Почему она безмордая? Почему из всех братьев и сестер только она? Это похоже на издевательство.

Шайль поднимается. Пошатываясь, бредет к толстой металлической двери. Хватается за холодную ручку. Не узнает собственную руку. Заляпанная кровью, с кусочками мяса под ногтями, на которых когда-то был глянцевый черный лак.

Это и правда она? Сутулая фигура в лохмотьях, провонявшая кровью, со слезами на глазах собирается войти в комнату к последнему злодею в своей карьере?

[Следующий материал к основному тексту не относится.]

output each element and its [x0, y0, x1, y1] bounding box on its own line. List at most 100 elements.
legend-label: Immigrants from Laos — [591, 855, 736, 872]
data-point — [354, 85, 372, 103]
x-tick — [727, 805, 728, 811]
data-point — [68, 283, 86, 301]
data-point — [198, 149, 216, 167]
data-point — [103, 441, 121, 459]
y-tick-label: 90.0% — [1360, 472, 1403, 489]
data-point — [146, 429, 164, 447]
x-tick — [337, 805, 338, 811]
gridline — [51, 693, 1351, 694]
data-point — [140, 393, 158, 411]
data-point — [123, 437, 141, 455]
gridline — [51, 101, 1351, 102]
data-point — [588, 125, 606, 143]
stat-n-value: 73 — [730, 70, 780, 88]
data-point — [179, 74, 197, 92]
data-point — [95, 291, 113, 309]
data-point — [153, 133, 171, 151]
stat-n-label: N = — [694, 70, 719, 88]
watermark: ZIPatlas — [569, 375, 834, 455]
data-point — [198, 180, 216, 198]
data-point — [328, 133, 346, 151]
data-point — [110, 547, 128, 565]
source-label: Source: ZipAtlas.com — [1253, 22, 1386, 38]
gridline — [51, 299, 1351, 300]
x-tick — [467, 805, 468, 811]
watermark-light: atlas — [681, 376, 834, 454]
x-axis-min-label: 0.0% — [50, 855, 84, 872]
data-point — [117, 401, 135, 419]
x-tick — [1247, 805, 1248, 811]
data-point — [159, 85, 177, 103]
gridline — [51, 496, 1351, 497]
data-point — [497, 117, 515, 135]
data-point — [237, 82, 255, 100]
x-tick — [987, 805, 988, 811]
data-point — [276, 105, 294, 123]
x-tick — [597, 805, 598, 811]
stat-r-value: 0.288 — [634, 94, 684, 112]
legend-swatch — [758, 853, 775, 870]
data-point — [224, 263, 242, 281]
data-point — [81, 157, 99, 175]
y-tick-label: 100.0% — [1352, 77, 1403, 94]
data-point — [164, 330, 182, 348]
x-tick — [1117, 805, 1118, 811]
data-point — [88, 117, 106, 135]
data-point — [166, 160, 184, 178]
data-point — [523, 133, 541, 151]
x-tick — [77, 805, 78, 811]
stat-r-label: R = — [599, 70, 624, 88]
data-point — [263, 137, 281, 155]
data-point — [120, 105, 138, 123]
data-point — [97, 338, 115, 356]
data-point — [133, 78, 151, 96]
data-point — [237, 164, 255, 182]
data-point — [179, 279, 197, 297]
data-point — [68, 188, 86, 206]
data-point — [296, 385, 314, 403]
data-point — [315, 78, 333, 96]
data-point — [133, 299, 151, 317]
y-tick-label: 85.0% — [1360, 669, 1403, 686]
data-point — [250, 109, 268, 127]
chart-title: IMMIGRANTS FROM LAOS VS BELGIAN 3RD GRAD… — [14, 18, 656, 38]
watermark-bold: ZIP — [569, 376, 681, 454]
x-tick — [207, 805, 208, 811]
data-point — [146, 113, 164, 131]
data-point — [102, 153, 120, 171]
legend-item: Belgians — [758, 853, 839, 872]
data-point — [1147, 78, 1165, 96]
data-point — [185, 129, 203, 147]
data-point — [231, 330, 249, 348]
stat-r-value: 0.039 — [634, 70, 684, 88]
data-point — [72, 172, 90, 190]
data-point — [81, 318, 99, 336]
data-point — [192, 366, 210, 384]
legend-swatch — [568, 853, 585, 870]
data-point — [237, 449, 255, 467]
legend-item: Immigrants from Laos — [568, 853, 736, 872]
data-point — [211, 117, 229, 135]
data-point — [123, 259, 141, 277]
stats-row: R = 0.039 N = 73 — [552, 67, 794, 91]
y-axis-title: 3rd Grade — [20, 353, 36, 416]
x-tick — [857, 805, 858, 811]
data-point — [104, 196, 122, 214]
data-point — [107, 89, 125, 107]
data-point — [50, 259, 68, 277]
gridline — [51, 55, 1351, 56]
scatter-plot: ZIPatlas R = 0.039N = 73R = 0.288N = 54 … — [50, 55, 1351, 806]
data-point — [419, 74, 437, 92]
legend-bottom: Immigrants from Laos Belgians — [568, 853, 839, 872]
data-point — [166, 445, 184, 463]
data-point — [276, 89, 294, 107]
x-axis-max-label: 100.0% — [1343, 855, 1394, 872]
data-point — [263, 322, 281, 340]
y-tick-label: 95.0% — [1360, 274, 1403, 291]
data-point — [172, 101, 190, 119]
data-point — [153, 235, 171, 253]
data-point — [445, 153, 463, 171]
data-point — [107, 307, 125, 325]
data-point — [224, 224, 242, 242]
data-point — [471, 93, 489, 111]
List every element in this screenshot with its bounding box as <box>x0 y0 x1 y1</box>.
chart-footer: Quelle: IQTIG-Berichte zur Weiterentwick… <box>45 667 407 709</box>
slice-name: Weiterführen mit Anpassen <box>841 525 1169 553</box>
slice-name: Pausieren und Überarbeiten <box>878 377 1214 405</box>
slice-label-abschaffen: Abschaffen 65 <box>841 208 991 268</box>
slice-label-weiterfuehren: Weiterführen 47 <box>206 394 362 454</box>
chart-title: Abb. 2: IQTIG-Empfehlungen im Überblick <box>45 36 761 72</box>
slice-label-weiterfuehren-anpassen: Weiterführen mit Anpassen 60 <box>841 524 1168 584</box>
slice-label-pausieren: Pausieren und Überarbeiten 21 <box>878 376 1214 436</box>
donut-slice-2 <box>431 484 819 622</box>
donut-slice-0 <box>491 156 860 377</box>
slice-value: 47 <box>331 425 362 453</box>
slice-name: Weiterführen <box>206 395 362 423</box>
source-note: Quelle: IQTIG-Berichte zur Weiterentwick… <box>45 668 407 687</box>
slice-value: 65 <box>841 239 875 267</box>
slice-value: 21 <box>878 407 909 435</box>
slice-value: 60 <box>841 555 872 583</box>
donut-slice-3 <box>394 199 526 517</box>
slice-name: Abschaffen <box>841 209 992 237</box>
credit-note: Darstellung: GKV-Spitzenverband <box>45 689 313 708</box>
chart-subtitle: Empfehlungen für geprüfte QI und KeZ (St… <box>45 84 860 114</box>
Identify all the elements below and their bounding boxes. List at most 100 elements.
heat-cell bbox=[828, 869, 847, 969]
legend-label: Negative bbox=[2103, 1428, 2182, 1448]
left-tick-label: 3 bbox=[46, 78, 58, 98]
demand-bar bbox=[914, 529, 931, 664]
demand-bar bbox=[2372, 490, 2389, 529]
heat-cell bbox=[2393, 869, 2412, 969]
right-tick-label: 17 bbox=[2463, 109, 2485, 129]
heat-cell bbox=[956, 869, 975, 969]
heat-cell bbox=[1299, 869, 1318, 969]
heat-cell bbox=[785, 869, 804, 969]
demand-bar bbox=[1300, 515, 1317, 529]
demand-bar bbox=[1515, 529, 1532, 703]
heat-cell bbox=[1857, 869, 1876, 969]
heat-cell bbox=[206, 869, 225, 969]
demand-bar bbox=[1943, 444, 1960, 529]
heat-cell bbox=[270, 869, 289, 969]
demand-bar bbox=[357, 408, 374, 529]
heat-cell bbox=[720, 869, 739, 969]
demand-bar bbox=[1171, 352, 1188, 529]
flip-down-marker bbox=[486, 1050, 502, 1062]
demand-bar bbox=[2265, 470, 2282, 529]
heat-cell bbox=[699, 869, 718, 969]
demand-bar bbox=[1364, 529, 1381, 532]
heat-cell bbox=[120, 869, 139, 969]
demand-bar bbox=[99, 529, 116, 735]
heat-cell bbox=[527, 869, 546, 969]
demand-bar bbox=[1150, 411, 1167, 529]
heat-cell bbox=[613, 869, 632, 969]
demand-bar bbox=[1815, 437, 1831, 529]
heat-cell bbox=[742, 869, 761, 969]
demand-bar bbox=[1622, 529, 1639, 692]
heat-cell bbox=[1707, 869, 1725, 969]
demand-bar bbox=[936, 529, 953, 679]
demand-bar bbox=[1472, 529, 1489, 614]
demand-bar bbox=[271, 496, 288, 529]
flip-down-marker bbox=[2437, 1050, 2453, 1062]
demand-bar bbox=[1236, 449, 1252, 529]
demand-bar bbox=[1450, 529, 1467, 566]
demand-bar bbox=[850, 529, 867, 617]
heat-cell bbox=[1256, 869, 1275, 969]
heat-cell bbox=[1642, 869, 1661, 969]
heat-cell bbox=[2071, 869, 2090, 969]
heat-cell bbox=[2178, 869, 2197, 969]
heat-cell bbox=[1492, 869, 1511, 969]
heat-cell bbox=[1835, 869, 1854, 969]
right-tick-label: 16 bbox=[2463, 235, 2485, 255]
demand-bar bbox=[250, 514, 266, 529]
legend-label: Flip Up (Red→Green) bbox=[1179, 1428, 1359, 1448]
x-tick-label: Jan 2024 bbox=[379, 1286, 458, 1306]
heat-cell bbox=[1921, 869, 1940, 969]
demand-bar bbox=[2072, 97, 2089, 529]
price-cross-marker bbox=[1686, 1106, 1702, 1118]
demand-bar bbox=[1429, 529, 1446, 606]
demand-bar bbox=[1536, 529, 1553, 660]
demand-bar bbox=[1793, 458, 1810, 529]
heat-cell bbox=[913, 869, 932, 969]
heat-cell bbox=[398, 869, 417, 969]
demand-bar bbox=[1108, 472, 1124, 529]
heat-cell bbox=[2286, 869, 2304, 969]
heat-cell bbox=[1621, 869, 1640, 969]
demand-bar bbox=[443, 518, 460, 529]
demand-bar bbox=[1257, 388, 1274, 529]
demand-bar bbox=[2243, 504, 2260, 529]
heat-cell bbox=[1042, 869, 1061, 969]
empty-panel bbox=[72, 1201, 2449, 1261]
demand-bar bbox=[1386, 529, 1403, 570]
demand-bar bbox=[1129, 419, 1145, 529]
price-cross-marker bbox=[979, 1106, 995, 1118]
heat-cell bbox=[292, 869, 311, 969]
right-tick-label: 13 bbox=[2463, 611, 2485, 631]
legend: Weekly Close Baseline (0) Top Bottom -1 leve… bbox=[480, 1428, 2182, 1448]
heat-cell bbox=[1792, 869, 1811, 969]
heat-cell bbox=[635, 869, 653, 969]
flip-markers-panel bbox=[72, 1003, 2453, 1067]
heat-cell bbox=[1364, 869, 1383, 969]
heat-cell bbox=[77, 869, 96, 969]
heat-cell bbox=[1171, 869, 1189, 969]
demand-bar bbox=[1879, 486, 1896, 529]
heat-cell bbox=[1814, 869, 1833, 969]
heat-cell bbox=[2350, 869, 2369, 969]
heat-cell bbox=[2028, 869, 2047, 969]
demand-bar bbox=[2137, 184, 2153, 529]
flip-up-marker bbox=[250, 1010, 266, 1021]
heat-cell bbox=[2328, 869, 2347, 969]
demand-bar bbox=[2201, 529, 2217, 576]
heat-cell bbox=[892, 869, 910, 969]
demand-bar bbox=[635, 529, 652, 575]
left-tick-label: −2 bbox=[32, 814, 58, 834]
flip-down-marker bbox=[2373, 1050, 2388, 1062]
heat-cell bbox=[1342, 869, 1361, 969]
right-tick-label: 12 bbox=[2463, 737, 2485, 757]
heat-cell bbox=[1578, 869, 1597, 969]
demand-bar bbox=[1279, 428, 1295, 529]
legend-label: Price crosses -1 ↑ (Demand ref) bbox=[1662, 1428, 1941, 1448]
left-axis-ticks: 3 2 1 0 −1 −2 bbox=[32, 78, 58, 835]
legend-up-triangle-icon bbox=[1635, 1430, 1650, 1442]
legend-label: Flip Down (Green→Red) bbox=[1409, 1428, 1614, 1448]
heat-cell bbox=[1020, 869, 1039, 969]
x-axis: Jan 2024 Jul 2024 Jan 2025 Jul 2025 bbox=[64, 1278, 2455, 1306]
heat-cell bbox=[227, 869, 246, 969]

— Возьми себя в руки… — шепчет Шайль.

Дверь ржаво скрипит. Освобождает проход. Детектив бредет мимо полок с музыкальными кристаллами. Потерянно озирается, пытается обнаружить Хойка. Темно. Слишком.

— Ты наконец-то пришла.

Шайль дергается от чужого, но знакомого голоса. Он скачет от стен большого помещения, освещенного недостаточно, чтобы разглядеть хоть что-то за стеллажами.

— Где ты?.. Гириом?.. — детектив привычно хватается за опустевший револьвер.

— Скоро увидишь. Скажи сначала, понимаешь ли ты, что делаешь?

Девушка жмется к стеллажу с кристаллами. Напрягает глаза. Перед взглядом все плывет, тело наполнено болью, усталостью и страхом.

— Гириом, что ты тут делаешь? — Шайль бредет все глубже в комнату. — Где Хойк?

— Хойк мертв. Ты ведь этого хотела? Только проблема не в нем. Он был прикрытием для поставок. Мы накопили достаточно, и Хойк уже не нужен.

Голос волколюда… он звучит рядом — но это иллюзия. Детектив крепче сжимает рукоять револьвера. Она знает, что оружие разряжено. Но это просто привычка.

— Не молчи, Шайль. Я хочу пообщаться с тобой.

— О чем?

— Например, об идее. Моя идея — подарить городу освобождение. Сделать его достойным местом для каждого зверолюда. А в чем твоя идея?

— Не допустить войны, — детектив замирает возле полки, пытаясь увидеть во мраке Гириома. — Ты же понимаешь, что люди не позволят поменять Освобождение?

— Ради этого ты рискуешь? Жизнь — это ведь не череда побед и поражений, милая. Это идея, смысл, а не красивый послужной список и пособие по инвалидности. Понимаешь? Идея не может идти вразрез с жизнью.